Lavrov's announcement came after six western countries including the United States called for an immediate ceasefire in the face of the humanitarian catastrophe in Aleppo, urging Russia and Iran to use their influence on the Syrian regime to secure a truce.
UN aid official Jan Egeland on Thursday said that the Syrian government has authorised UN-organised aid shipments into eastern Aleppo for the first time.

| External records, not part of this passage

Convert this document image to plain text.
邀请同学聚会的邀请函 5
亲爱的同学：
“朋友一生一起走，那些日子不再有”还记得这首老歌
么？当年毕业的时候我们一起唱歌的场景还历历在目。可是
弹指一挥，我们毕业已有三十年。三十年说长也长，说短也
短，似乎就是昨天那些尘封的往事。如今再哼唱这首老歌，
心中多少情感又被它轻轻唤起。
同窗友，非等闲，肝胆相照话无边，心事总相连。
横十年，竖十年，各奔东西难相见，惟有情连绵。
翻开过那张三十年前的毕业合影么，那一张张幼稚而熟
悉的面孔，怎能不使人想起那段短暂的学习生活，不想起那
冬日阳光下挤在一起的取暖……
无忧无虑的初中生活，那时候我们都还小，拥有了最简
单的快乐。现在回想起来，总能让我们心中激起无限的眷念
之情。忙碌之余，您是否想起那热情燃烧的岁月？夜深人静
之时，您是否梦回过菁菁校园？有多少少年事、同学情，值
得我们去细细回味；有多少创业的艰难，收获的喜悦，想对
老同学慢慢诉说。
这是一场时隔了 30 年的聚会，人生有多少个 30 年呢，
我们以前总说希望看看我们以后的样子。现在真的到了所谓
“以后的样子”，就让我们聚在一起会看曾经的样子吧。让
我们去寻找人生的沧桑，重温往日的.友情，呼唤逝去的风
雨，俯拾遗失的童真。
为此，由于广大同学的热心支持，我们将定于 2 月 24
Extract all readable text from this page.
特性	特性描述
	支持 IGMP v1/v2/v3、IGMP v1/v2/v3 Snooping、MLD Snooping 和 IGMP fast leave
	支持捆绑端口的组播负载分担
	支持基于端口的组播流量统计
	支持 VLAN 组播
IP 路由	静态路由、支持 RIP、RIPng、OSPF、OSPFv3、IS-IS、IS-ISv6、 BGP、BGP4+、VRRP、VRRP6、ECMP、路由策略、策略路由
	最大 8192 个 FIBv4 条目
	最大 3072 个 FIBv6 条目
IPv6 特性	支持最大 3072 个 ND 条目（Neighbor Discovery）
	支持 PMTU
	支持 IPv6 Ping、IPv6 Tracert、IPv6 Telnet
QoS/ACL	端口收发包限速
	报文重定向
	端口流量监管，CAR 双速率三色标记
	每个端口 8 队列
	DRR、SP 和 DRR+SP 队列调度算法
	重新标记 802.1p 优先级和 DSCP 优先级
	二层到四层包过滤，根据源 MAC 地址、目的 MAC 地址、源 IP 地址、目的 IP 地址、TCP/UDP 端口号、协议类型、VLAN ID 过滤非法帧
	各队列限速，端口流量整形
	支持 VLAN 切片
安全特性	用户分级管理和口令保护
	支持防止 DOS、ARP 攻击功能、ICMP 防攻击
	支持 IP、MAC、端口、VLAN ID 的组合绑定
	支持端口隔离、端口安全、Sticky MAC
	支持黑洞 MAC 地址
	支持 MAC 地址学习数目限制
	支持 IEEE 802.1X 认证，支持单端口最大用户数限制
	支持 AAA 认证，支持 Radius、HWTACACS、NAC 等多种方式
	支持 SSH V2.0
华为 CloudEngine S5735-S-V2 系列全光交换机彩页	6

Egeland provided no details about how the aid might get in or where it would go in eastern Aleppo, where President Bashar Assad's forces have made recent inroads to recapture areas from opposition fighters.
Speaking from Geneva, Egeland said efforts to evacuate hundreds of wounded people from east Aleppo stalled after a deadly attack on a Russian military hospital in government-controlled west Aleppo last week.
He said the government "finally" agreed to a UN plan to deliver aid across front lines. However, such approvals do not always result in actual aid deliveries.
Syria's government is three weeks into an operation to recapture east Aleppo – in rebel hands since 2012.
It now holds around 80 percent of the former opposition stronghold, and has advanced quickly.
At least 384 civilians, including 45 children, have been killed in government fire on east Aleppo since the operation began, according to the Syrian Observatory for Human Rights.
Another 105 civilians, including 35 children, have been killed in rebel fire on government-held west Aleppo in the same period, the British-based monitor says.